Mean weight of 60 students = $\dfrac{\text{Sum of all weights of students}}{\text{Number of all students}}$

⇒ 40 = $\dfrac{50a + 30b}{a + b}$

⇒ 40(a + b) = 50a + 30b

⇒ 40a + 40b = 50a + 30b

⇒ 50a - 40a = 40b - 30b

⇒ 10a = 10b

⇒ a = b

Total students = 60

⇒ a + b = 60

⇒ a + a = 60

⇒ 2a = 60

⇒ a = $\dfrac{60}{2}$

⇒ a = 30

⇒ b = 30

Hence, the number of boys is 30 and the number of girls is 30.

The average of n numbers x₁, x₂, x₃ ..............., x_n is A. If x₁ is replaced by (x + a)x₁, x₂ is replaced by (x + a)x₂ and so on.

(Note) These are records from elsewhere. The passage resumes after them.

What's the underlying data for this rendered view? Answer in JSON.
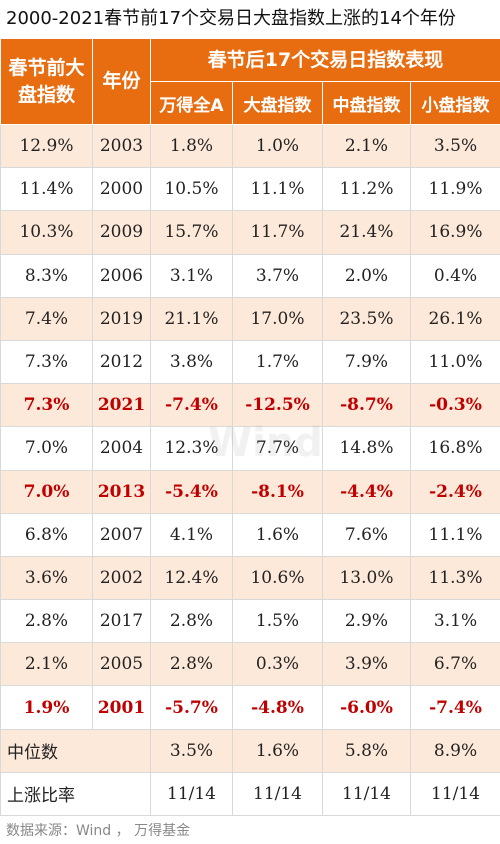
{
  "title": "2000-2021春节前17个交易日大盘指数上涨的14个年份",
  "header": {
    "col_before": "春节前大盘指数",
    "col_year": "年份",
    "group_after": "春节后17个交易日指数表现",
    "sub": [
      "万得全A",
      "大盘指数",
      "中盘指数",
      "小盘指数"
    ]
  },
  "rows": [
    {
      "before": "12.9%",
      "year": "2003",
      "c1": "1.8%",
      "c2": "1.0%",
      "c3": "2.1%",
      "c4": "3.5%",
      "negative": false
    },
    {
      "before": "11.4%",
      "year": "2000",
      "c1": "10.5%",
      "c2": "11.1%",
      "c3": "11.2%",
      "c4": "11.9%",
      "negative": false
    },
    {
      "before": "10.3%",
      "year": "2009",
      "c1": "15.7%",
      "c2": "11.7%",
      "c3": "21.4%",
      "c4": "16.9%",
      "negative": false
    },
    {
      "before": "8.3%",
      "year": "2006",
      "c1": "3.1%",
      "c2": "3.7%",
      "c3": "2.0%",
      "c4": "0.4%",
      "negative": false
    },
    {
      "before": "7.4%",
      "year": "2019",
      "c1": "21.1%",
      "c2": "17.0%",
      "c3": "23.5%",
      "c4": "26.1%",
      "negative": false
    },
    {
      "before": "7.3%",
      "year": "2012",
      "c1": "3.8%",
      "c2": "1.7%",
      "c3": "7.9%",
      "c4": "11.0%",
      "negative": false
    },
    {
      "before": "7.3%",
      "year": "2021",
      "c1": "-7.4%",
      "c2": "-12.5%",
      "c3": "-8.7%",
      "c4": "-0.3%",
      "negative": true
    },
    {
      "before": "7.0%",
      "year": "2004",
      "c1": "12.3%",
      "c2": "7.7%",
      "c3": "14.8%",
      "c4": "16.8%",
      "negative": false
    },
    {
      "before": "7.0%",
      "year": "2013",
      "c1": "-5.4%",
      "c2": "-8.1%",
      "c3": "-4.4%",
      "c4": "-2.4%",
      "negative": true
    },
    {
      "before": "6.8%",
      "year": "2007",
      "c1": "4.1%",
      "c2": "1.6%",
      "c3": "7.6%",
      "c4": "11.1%",
      "negative": false
    },
    {
      "before": "3.6%",
      "year": "2002",
      "c1": "12.4%",
      "c2": "10.6%",
      "c3": "13.0%",
      "c4": "11.3%",
      "negative": false
    },
    {
      "before": "2.8%",
      "year": "2017",
      "c1": "2.8%",
      "c2": "1.5%",
      "c3": "2.9%",
      "c4": "3.1%",
      "negative": false
    },
    {
      "before": "2.1%",
      "year": "2005",
      "c1": "2.8%",
      "c2": "0.3%",
      "c3": "3.9%",
      "c4": "6.7%",
      "negative": false
    },
    {
      "before": "1.9%",
      "year": "2001",
      "c1": "-5.7%",
      "c2": "-4.8%",
      "c3": "-6.0%",
      "c4": "-7.4%",
      "negative": true
    }
  ],
  "median": {
    "label": "中位数",
    "c1": "3.5%",
    "c2": "1.6%",
    "c3": "5.8%",
    "c4": "8.9%"
  },
  "ratio": {
    "label": "上涨比率",
    "c1": "11/14",
    "c2": "11/14",
    "c3": "11/14",
    "c4": "11/14"
  },
  "watermark": "Wind",
  "source": "数据来源：Wind ， 万得基金",
  "colors": {
    "header": "#e86c10",
    "band": "#fde9d9",
    "negative": "#c00000"
  }
}
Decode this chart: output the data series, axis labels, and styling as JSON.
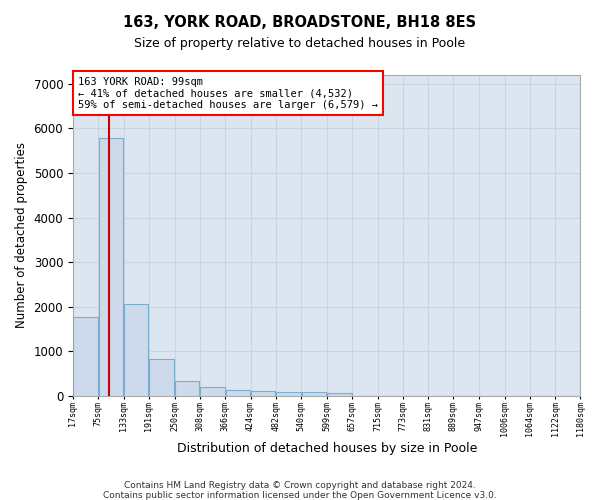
{
  "title1": "163, YORK ROAD, BROADSTONE, BH18 8ES",
  "title2": "Size of property relative to detached houses in Poole",
  "xlabel": "Distribution of detached houses by size in Poole",
  "ylabel": "Number of detached properties",
  "bar_color": "#ccdaeb",
  "bar_edge_color": "#7badd1",
  "grid_color": "#c8d4e0",
  "bg_color": "#dce6f0",
  "vline_color": "#cc0000",
  "property_sqm": 99,
  "annotation_text": "163 YORK ROAD: 99sqm\n← 41% of detached houses are smaller (4,532)\n59% of semi-detached houses are larger (6,579) →",
  "bins": [
    17,
    75,
    133,
    191,
    250,
    308,
    366,
    424,
    482,
    540,
    599,
    657,
    715,
    773,
    831,
    889,
    947,
    1006,
    1064,
    1122,
    1180
  ],
  "counts": [
    1780,
    5780,
    2060,
    820,
    340,
    195,
    130,
    110,
    95,
    90,
    75,
    0,
    0,
    0,
    0,
    0,
    0,
    0,
    0,
    0
  ],
  "ylim": [
    0,
    7200
  ],
  "yticks": [
    0,
    1000,
    2000,
    3000,
    4000,
    5000,
    6000,
    7000
  ],
  "footer1": "Contains HM Land Registry data © Crown copyright and database right 2024.",
  "footer2": "Contains public sector information licensed under the Open Government Licence v3.0."
}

Find the new average.

Answer

Average of n numbers = A

⇒ A = $\dfrac{x_1 + x_2 + x_3 + ....... + x_n}{n}$

⇒ $x_1 + x_2 + x_3 + ....... + x_n = nA$ ..........(1)

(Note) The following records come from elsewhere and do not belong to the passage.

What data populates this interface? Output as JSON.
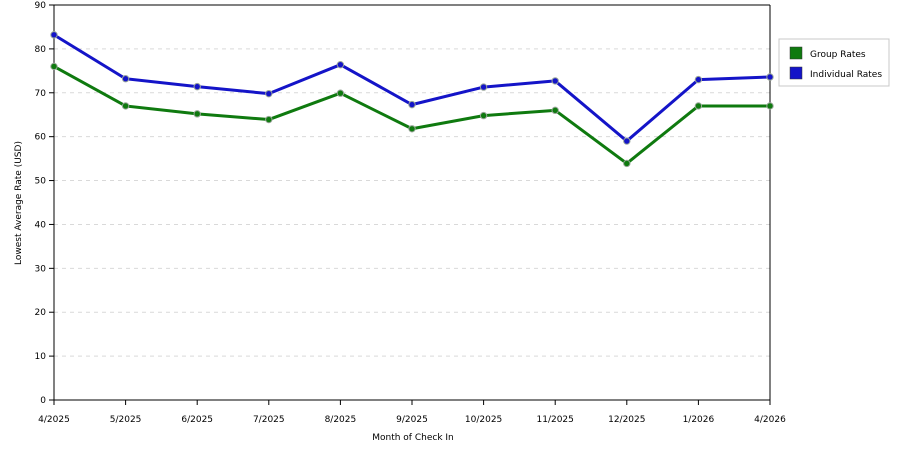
{
  "chart_data": {
    "type": "line",
    "title": "",
    "xlabel": "Month of Check In",
    "ylabel": "Lowest Average Rate (USD)",
    "ylim": [
      0,
      90
    ],
    "yticks": [
      0,
      10,
      20,
      30,
      40,
      50,
      60,
      70,
      80,
      90
    ],
    "grid": true,
    "legend_position": "right",
    "categories": [
      "4/2025",
      "5/2025",
      "6/2025",
      "7/2025",
      "8/2025",
      "9/2025",
      "10/2025",
      "11/2025",
      "12/2025",
      "1/2026",
      "4/2026"
    ],
    "series": [
      {
        "name": "Group Rates",
        "color": "#0f7a0f",
        "values": [
          76,
          67,
          65.2,
          63.9,
          69.9,
          61.8,
          64.8,
          66,
          53.9,
          67,
          67
        ]
      },
      {
        "name": "Individual Rates",
        "color": "#1414c8",
        "values": [
          83.2,
          73.2,
          71.4,
          69.8,
          76.4,
          67.3,
          71.3,
          72.7,
          59,
          73,
          73.6
        ]
      }
    ]
  }
}
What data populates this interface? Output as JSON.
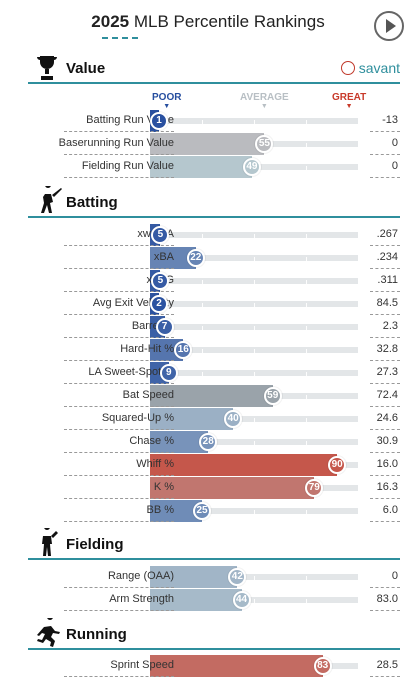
{
  "header": {
    "year": "2025",
    "title": "MLB Percentile Rankings"
  },
  "legend": {
    "poor": "POOR",
    "average": "AVERAGE",
    "great": "GREAT"
  },
  "brand": {
    "name": "savant"
  },
  "colors": {
    "accent": "#2f8f9d",
    "poor": "#264e9f",
    "average": "#9aa3aa",
    "great": "#c83a2a"
  },
  "sections": [
    {
      "key": "value",
      "title": "Value",
      "icon": "trophy-icon",
      "rows": [
        {
          "label": "Batting Run Value",
          "percentile": 1,
          "value": "-13"
        },
        {
          "label": "Baserunning Run Value",
          "percentile": 55,
          "value": "0"
        },
        {
          "label": "Fielding Run Value",
          "percentile": 49,
          "value": "0"
        }
      ]
    },
    {
      "key": "batting",
      "title": "Batting",
      "icon": "batter-icon",
      "rows": [
        {
          "label": "xwOBA",
          "percentile": 5,
          "value": ".267"
        },
        {
          "label": "xBA",
          "percentile": 22,
          "value": ".234"
        },
        {
          "label": "xSLG",
          "percentile": 5,
          "value": ".311"
        },
        {
          "label": "Avg Exit Velocity",
          "percentile": 2,
          "value": "84.5"
        },
        {
          "label": "Barrel %",
          "percentile": 7,
          "value": "2.3"
        },
        {
          "label": "Hard-Hit %",
          "percentile": 16,
          "value": "32.8"
        },
        {
          "label": "LA Sweet-Spot %",
          "percentile": 9,
          "value": "27.3"
        },
        {
          "label": "Bat Speed",
          "percentile": 59,
          "value": "72.4",
          "neutral": true
        },
        {
          "label": "Squared-Up %",
          "percentile": 40,
          "value": "24.6"
        },
        {
          "label": "Chase %",
          "percentile": 28,
          "value": "30.9"
        },
        {
          "label": "Whiff %",
          "percentile": 90,
          "value": "16.0"
        },
        {
          "label": "K %",
          "percentile": 79,
          "value": "16.3"
        },
        {
          "label": "BB %",
          "percentile": 25,
          "value": "6.0"
        }
      ]
    },
    {
      "key": "fielding",
      "title": "Fielding",
      "icon": "fielder-icon",
      "rows": [
        {
          "label": "Range (OAA)",
          "percentile": 42,
          "value": "0"
        },
        {
          "label": "Arm Strength",
          "percentile": 44,
          "value": "83.0"
        }
      ]
    },
    {
      "key": "running",
      "title": "Running",
      "icon": "runner-icon",
      "rows": [
        {
          "label": "Sprint Speed",
          "percentile": 83,
          "value": "28.5"
        }
      ]
    }
  ]
}
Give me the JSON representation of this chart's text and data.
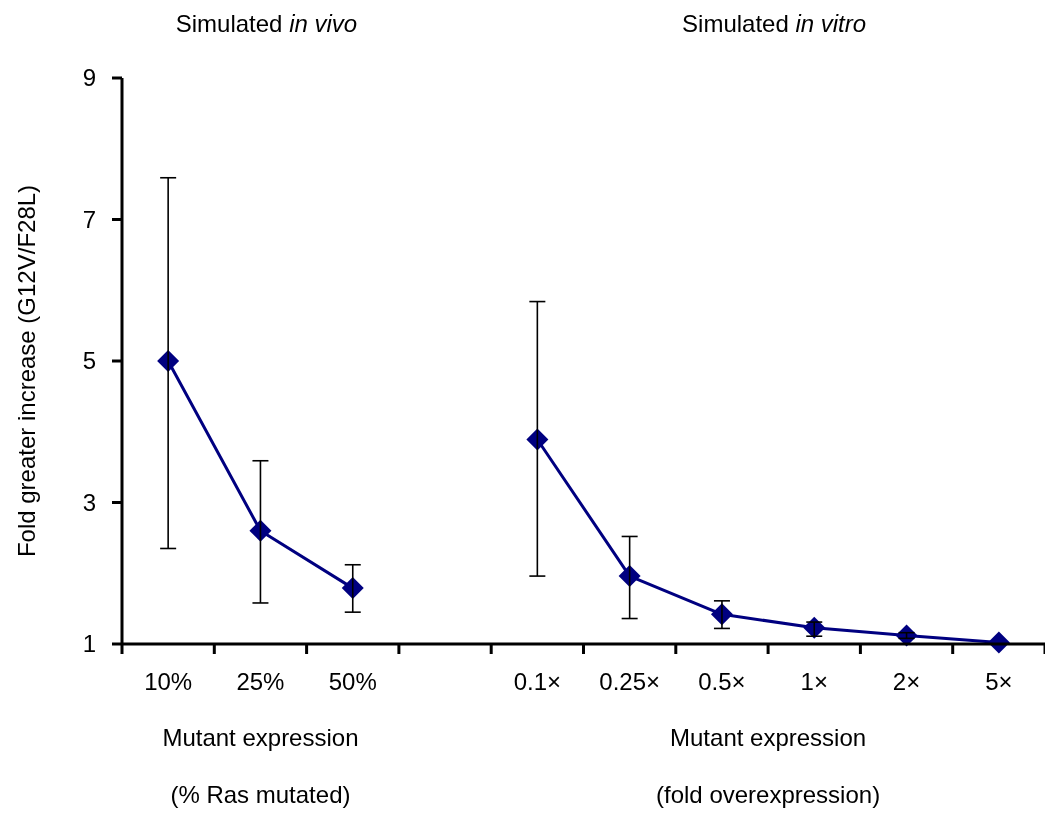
{
  "chart_data": {
    "type": "line",
    "ylabel": "Fold greater increase (G12V/F28L)",
    "categories": [
      "10%",
      "25%",
      "50%",
      null,
      "0.1×",
      "0.25×",
      "0.5×",
      "1×",
      "2×",
      "5×"
    ],
    "series": [
      {
        "color": "#000080",
        "values": [
          5.0,
          2.6,
          1.79,
          null,
          null,
          null,
          null,
          null,
          null,
          null
        ],
        "errors": [
          [
            2.35,
            7.59
          ],
          [
            1.58,
            3.59
          ],
          [
            1.45,
            2.12
          ],
          null,
          null,
          null,
          null,
          null,
          null,
          null
        ]
      },
      {
        "color": "#000080",
        "values": [
          null,
          null,
          null,
          null,
          3.89,
          1.96,
          1.42,
          1.23,
          1.12,
          1.02
        ],
        "errors": [
          null,
          null,
          null,
          null,
          [
            1.96,
            5.84
          ],
          [
            1.36,
            2.52
          ],
          [
            1.22,
            1.61
          ],
          [
            1.11,
            1.31
          ],
          [
            1.08,
            1.16
          ],
          null
        ]
      }
    ],
    "ylim": [
      1,
      9
    ],
    "yticks": [
      1,
      3,
      5,
      7,
      9
    ],
    "grid": false,
    "marker": "diamond",
    "line_style": "solid",
    "annotations": [
      "Simulated in vivo",
      "Simulated in vitro",
      "Mutant expression",
      "Mutant expression",
      "(% Ras mutated)",
      "(fold overexpression)"
    ]
  }
}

New average = $\dfrac{(x + a)x_1 + (x + a)x_2 + (x + a)x_3 + ....... + (x + a)x_n}{n}$

= $\dfrac{(x + a)(x_1 + x_2 + x_3 + ....... + x_n)}{n}$

= $\dfrac{(x + a)(nA)}{n}$ [∵Using equation (1)]

= $(x + a)A$

Hence, new average is (x + a)A.

The heights (in cm) of the volley-ball players from team A and team B were recorded as :

Team A : 180, 178, 176, 181, 190, 175, 187

Team B : 174, 175, 190, 179, 178, 185, 177

Which team had the greater average height ? Find the median of team A and team B.

Answer

Total number of players in each team = 7

Mean = $\dfrac{\text{Sum of the height of players of the team A}}{\text{Number of all players of team A}}$

Mean height of team A = $\dfrac{180 + 178 + 176 + 181 + 190 + 175 + 187}{7}$

= $\dfrac{1,267}{7}$

= 181 cm

Mean = $\dfrac{\text{Sum of the height of players of the team B}}{\text{Number of all players of team B}}$

Mean height of team B = $\dfrac{174 + 175 + 190 + 179 + 178 + 185 + 177}{7}$

= $\dfrac{1,258}{7}$

= 179.7 cm

Median of team A,

On arranging the given set of data in ascending order, we get :

175, 176, 178, 180, 181, 187, 190

Number of observations, n = 7 (odd)

Median = $\Big[\dfrac{n+1}{2}\Big]^{th}$ term

= $\Big[\dfrac{7+1}{2}\Big]^{th}$ term

= $\Big[\dfrac{8}{2}\Big]^{th}$ term

= $4^{th}$ term

= 180 cm

Median of team B,

On arranging the given set of data in ascending order, we get :

174, 175, 177, 178, 179, 185, 190

Number of observations, n = 7 (odd)

Median = $\Big[\dfrac{n+1}{2}\Big]^{th}$ term

= $\Big[\dfrac{7+1}{2}\Big]^{th}$ term

= $\Big[\dfrac{8}{2}\Big]^{th}$ term

= $4^{th}$ term

= 178 cm

Hence, team A has greater average height. Median of team A is 180 cm and team B is 178 cm.